Bootstrapping with the JSON fetcher is orders of magnitude faster than fetching from the chain:
- No Network Latency: Events are read from disk at memory speed
- No Rate Limits: Process events as fast as your CPU and storage can handle
- No RPC Costs: Eliminate the burden on shared RPC infrastructure
- Deterministic Testing: Replay the exact same event sequence for testing
The chain is still required for fetching schemas (Dojo introspect metadata, ERC token metadata, etc.), but the bulk of the data—raw events—comes from the pre-captured file. This makes Torii initialization incredibly fast even for contracts with millions of historical events.
- CI/CD Pipelines: Rapidly spin up test databases with pre-captured production data
- Development: Work offline with realistic event data
- Disaster Recovery: Quickly restore indexer state from event snapshots
- Performance Testing: Benchmark sink performance with large event datasets
For comprehensive testing and fixture generation capabilities, refer to the Dojo Fixtures CLI
located in tests/dojo_fixtures/. This tool provides:
- Local Event Generation: Deploy baseline and upgraded contracts to Katana, execute transactions, and capture events for testing schema migrations
- Production Event Capture: Fetch events from mainnet/testnet contracts with filtering options
- Cainome Integration: Type-safe contract bindings for generating realistic test data
See the Dojo Fixtures README for detailed usage instructions and examples.
To test the full indexing pipeline with a configuration file, use the simple-app binary:
cargo run --bin simple-app config/sqlite-example.tomlFor detailed logging output, set the RUST_LOG environment variable (optional):
RUST_LOG=torii=trace cargo run --bin simple-app config/sqlite-example.tomlTo test dojo-introspect specifically to ensure backward compatibility, is is recommended to deploy on a local katana the spawn-and-move example. Since it contains
some complex types and all the systems to emit events.

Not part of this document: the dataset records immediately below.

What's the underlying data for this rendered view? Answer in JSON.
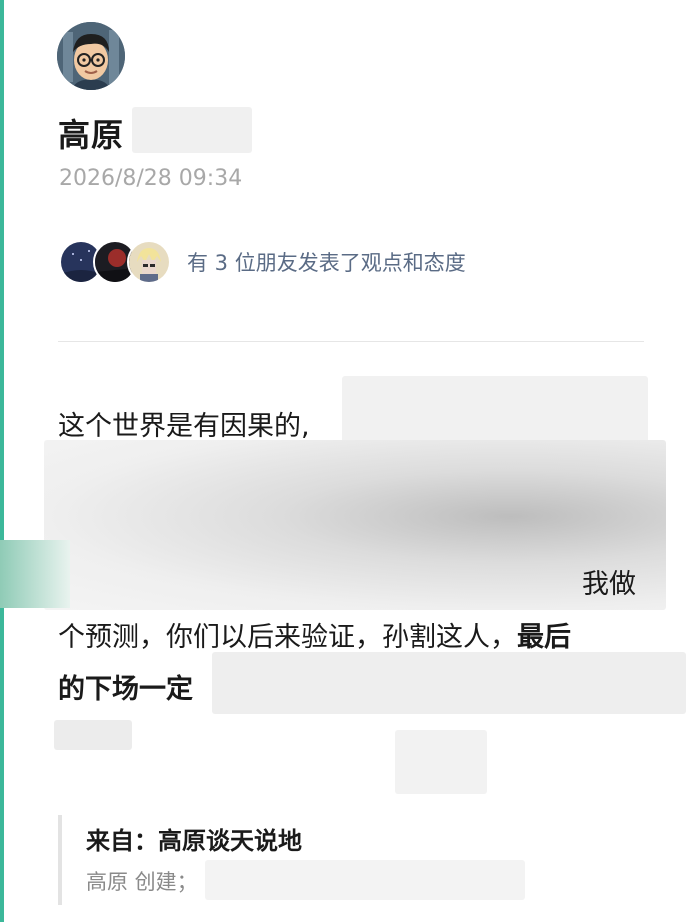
{
  "author": {
    "name": "高原",
    "avatar_icon": "cartoon-man-glasses-avatar"
  },
  "post": {
    "timestamp": "2026/8/28 09:34",
    "friends_text": "有 3 位朋友发表了观点和态度",
    "friend_avatars": [
      "night-sky-avatar",
      "red-sky-avatar",
      "cartoon-character-avatar"
    ],
    "lines": {
      "line1": "这个世界是有因果的,",
      "line2_tail": "我做",
      "line3_regular": "个预测，你们以后来验证，孙割这人，",
      "line3_bold": "最后",
      "line4_bold": "的下场一定"
    }
  },
  "source": {
    "label": "来自：高原谈天说地",
    "creator": "高原 创建；"
  },
  "colors": {
    "accent": "#3cb89a",
    "friends_text": "#5a6b85",
    "timestamp": "#a8a8a8"
  }
}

git clone https://github.com/dojoengine/dojo
cd dojo/examples/spawn-and-move
sozo build
sozo migrate
sozo execute actions spawn
sozo execute actions move 1
# Arrays
sozo execute actions set_player_config str:glihm
# Enum as key for legacy and non legacy types
sozo execute actions set_enemies
For the new introspect, refer to the introspect repository where test contracts and associated functions should soon be available.

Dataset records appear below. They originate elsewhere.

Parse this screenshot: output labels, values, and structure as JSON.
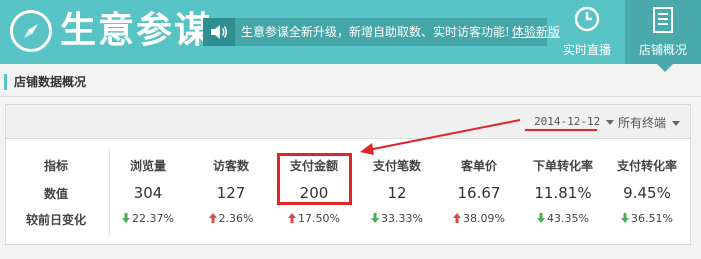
{
  "header": {
    "brand": "生意参谋",
    "notice_text": "生意参谋全新升级，新增自助取数、实时访客功能!",
    "notice_link": "体验新版",
    "nav": [
      {
        "label": "实时直播",
        "icon": "clock-icon"
      },
      {
        "label": "店铺概况",
        "icon": "document-icon"
      }
    ]
  },
  "section": {
    "title": "店铺数据概况"
  },
  "filters": {
    "date": "2014-12-12",
    "terminal": "所有终端"
  },
  "table": {
    "row_labels": [
      "指标",
      "数值",
      "较前日变化"
    ],
    "columns": [
      {
        "name": "浏览量",
        "value": "304",
        "change": "22.37%",
        "direction": "down"
      },
      {
        "name": "访客数",
        "value": "127",
        "change": "2.36%",
        "direction": "up"
      },
      {
        "name": "支付金额",
        "value": "200",
        "change": "17.50%",
        "direction": "up"
      },
      {
        "name": "支付笔数",
        "value": "12",
        "change": "33.33%",
        "direction": "down"
      },
      {
        "name": "客单价",
        "value": "16.67",
        "change": "38.09%",
        "direction": "up"
      },
      {
        "name": "下单转化率",
        "value": "11.81%",
        "change": "43.35%",
        "direction": "down"
      },
      {
        "name": "支付转化率",
        "value": "9.45%",
        "change": "36.51%",
        "direction": "down"
      }
    ]
  },
  "colors": {
    "header": "#58c3c4",
    "up": "#e0454a",
    "down": "#4eae4e",
    "annotation": "#e0262b"
  }
}
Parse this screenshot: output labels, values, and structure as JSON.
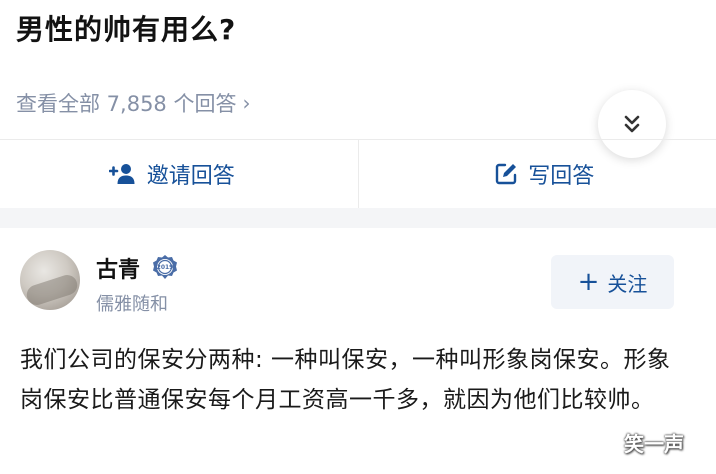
{
  "question": {
    "title": "男性的帅有用么?"
  },
  "answers_link": {
    "label": "查看全部 7,858 个回答"
  },
  "icons": {
    "expand": "double-chevron-down-icon",
    "invite": "add-person-icon",
    "write": "edit-square-icon",
    "badge": "badge-icon",
    "follow": "plus-icon"
  },
  "actions": {
    "invite_label": "邀请回答",
    "write_label": "写回答"
  },
  "answer": {
    "author_name": "古青",
    "author_bio": "儒雅随和",
    "badge_text": "2019",
    "follow_label": "关注",
    "content": "我们公司的保安分两种: 一种叫保安，一种叫形象岗保安。形象岗保安比普通保安每个月工资高一千多，就因为他们比较帅。"
  },
  "watermark": "笑一声",
  "colors": {
    "accent": "#175199",
    "muted": "#8590a6",
    "follow_bg": "#f1f4f9",
    "band_bg": "#f4f5f7"
  }
}
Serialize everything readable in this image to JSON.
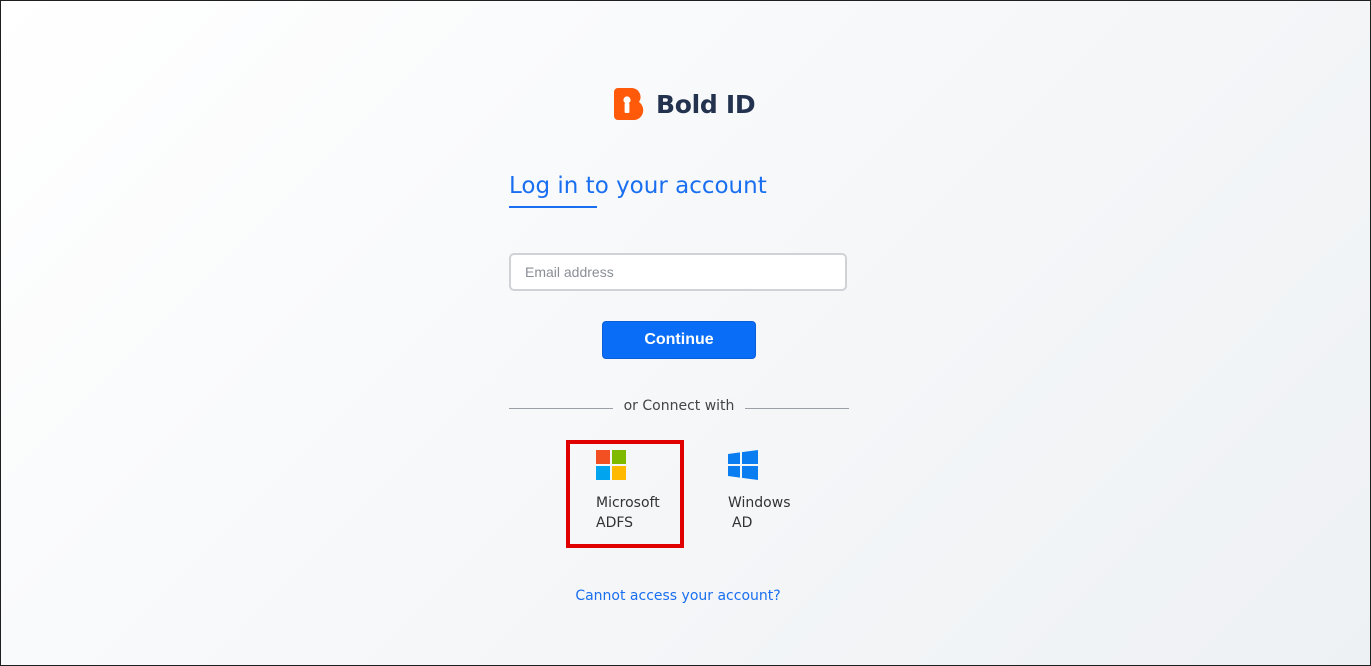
{
  "brand": {
    "name": "Bold ID",
    "icon": "bold-id-logo-icon",
    "accent_color": "#ff5a0a",
    "text_color": "#22324f"
  },
  "login": {
    "title": "Log in to your account",
    "email_placeholder": "Email address",
    "email_value": "",
    "continue_label": "Continue",
    "divider_text": "or Connect with",
    "help_link": "Cannot access your account?"
  },
  "providers": [
    {
      "line1": "Microsoft",
      "line2": "ADFS",
      "icon": "microsoft-icon"
    },
    {
      "line1": "Windows",
      "line2": "AD",
      "icon": "windows-icon"
    }
  ],
  "colors": {
    "primary": "#0a6df7",
    "link": "#1a6ff0",
    "highlight": "#e00000"
  }
}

The dojo-fixtures fetch command will be enhanced with an append mode that enables incremental
event capture:
- Automatic Resume: Check if the output file exists; if so, detect the latest block number and resume from there
- Incremental Updates: Append new events to the existing file rather than replacing it
- Continuous Monitoring: Easily update event snapshots with the latest on-chain activity
This will make it trivial to keep event snapshots up-to-date:
# Initial capture
cargo run fetch --contract-address 0x... --output-events events.json --from-block 0
# Later, append new events (automatically detects last block and continues)

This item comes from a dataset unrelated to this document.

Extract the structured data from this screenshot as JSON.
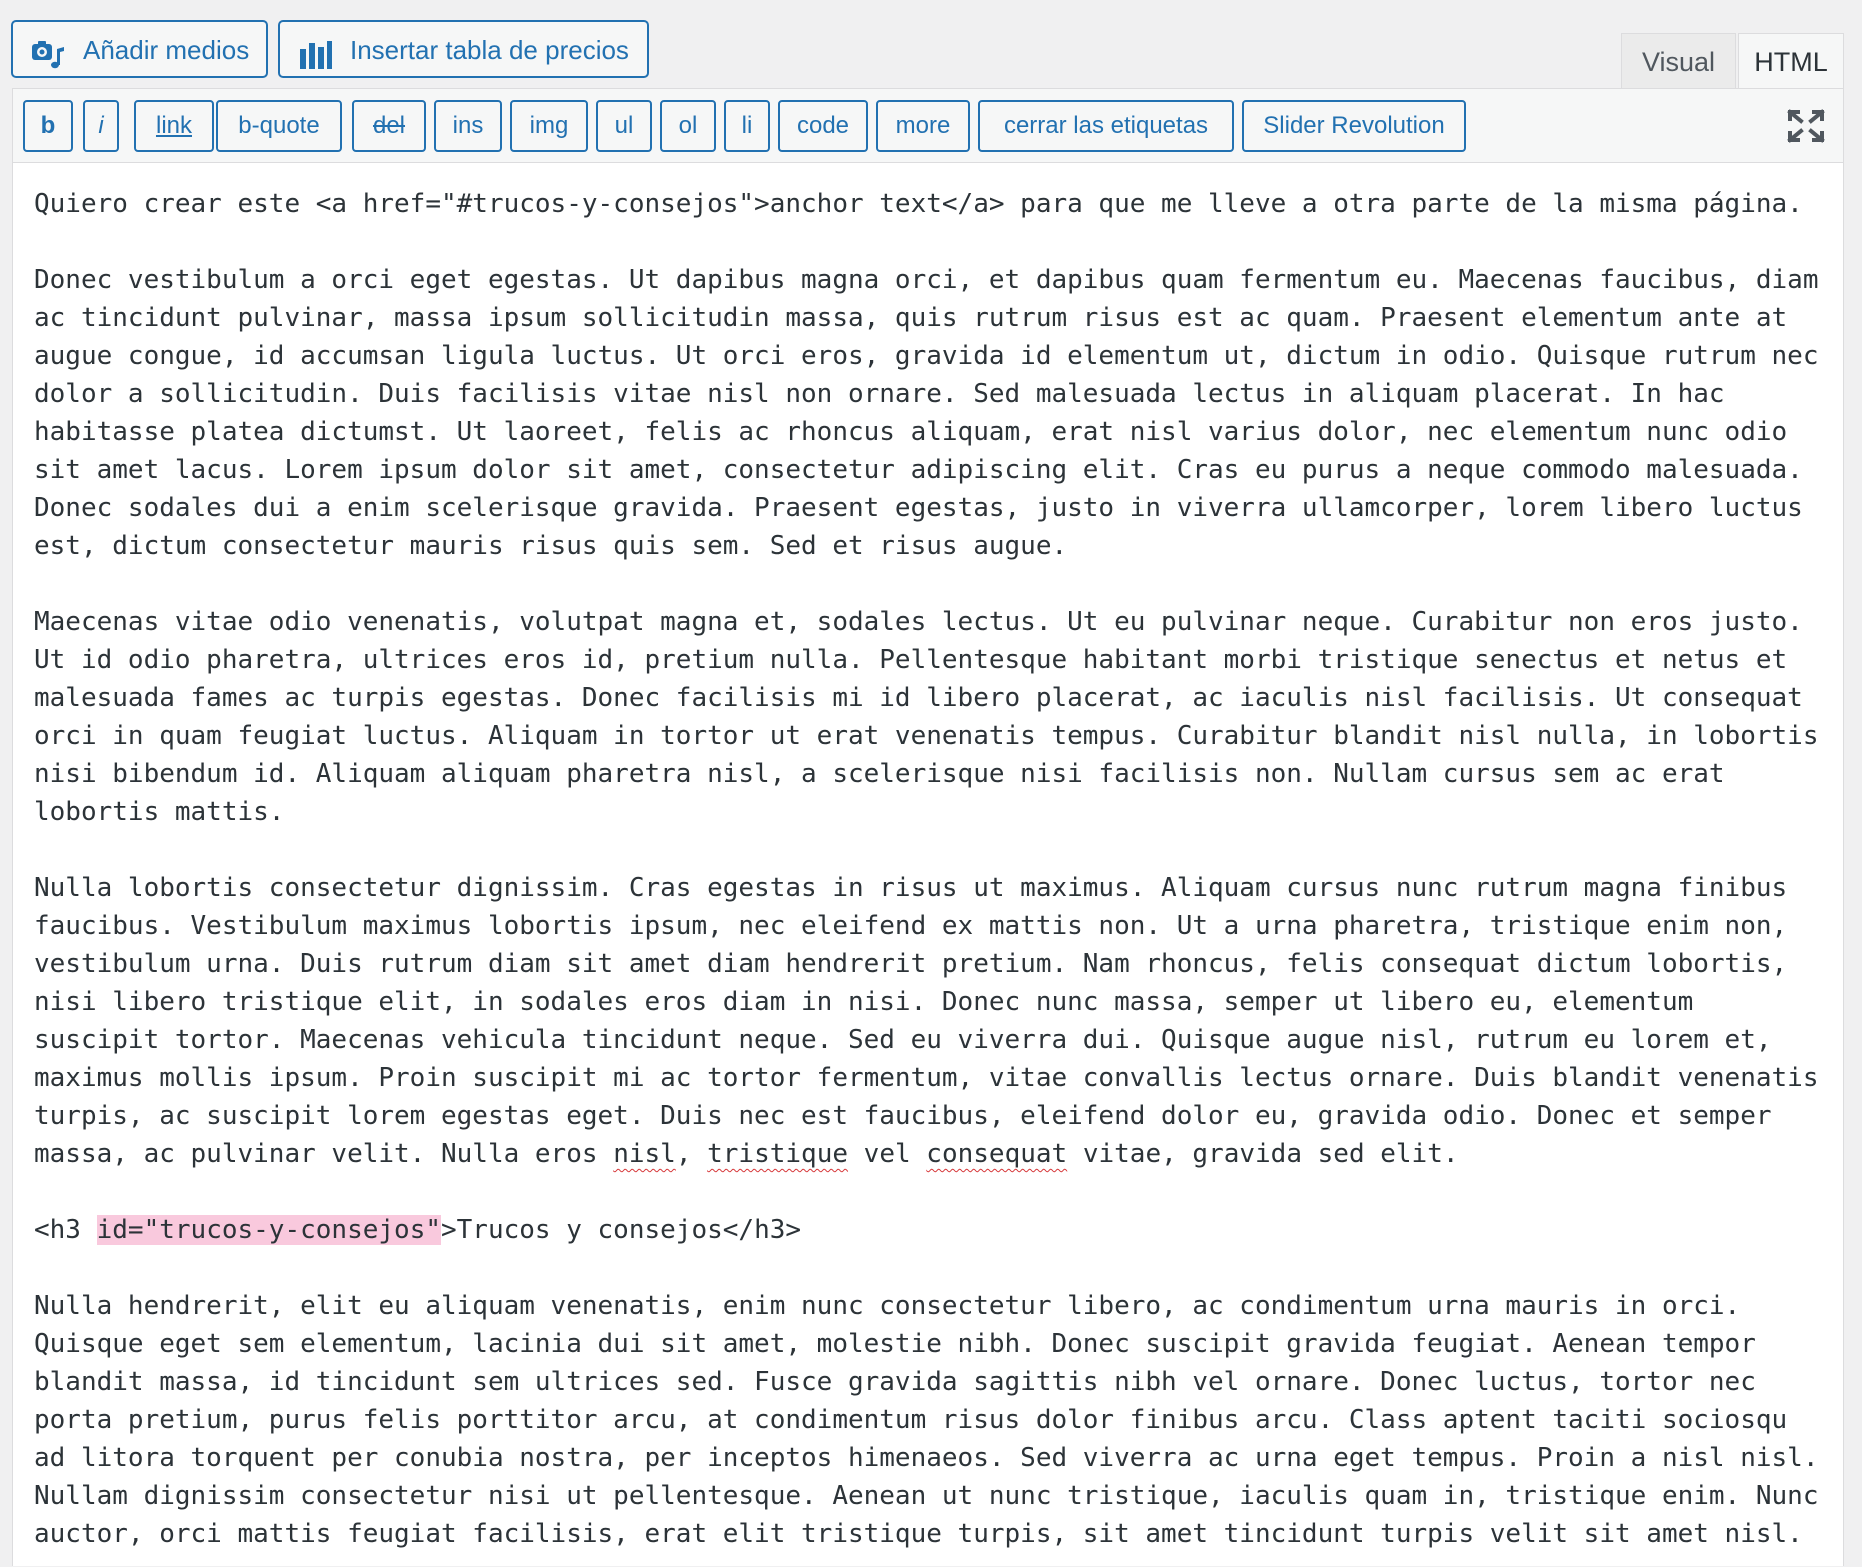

cargo run fetch --contract-address 0x... --output-events events.json --appendFuture improvements may include the ability to switch fetchers without restarting Torii:
- Bootstrap from JSON file for historical events
- Automatically switch to JSON-RPC fetcher when the file is exhausted
- Seamless transition from offline to live indexing
For contracts with extensive history, consider implementing parallel event fetching across multiple block ranges, then merging the results into a single JSON file for bootstrapping.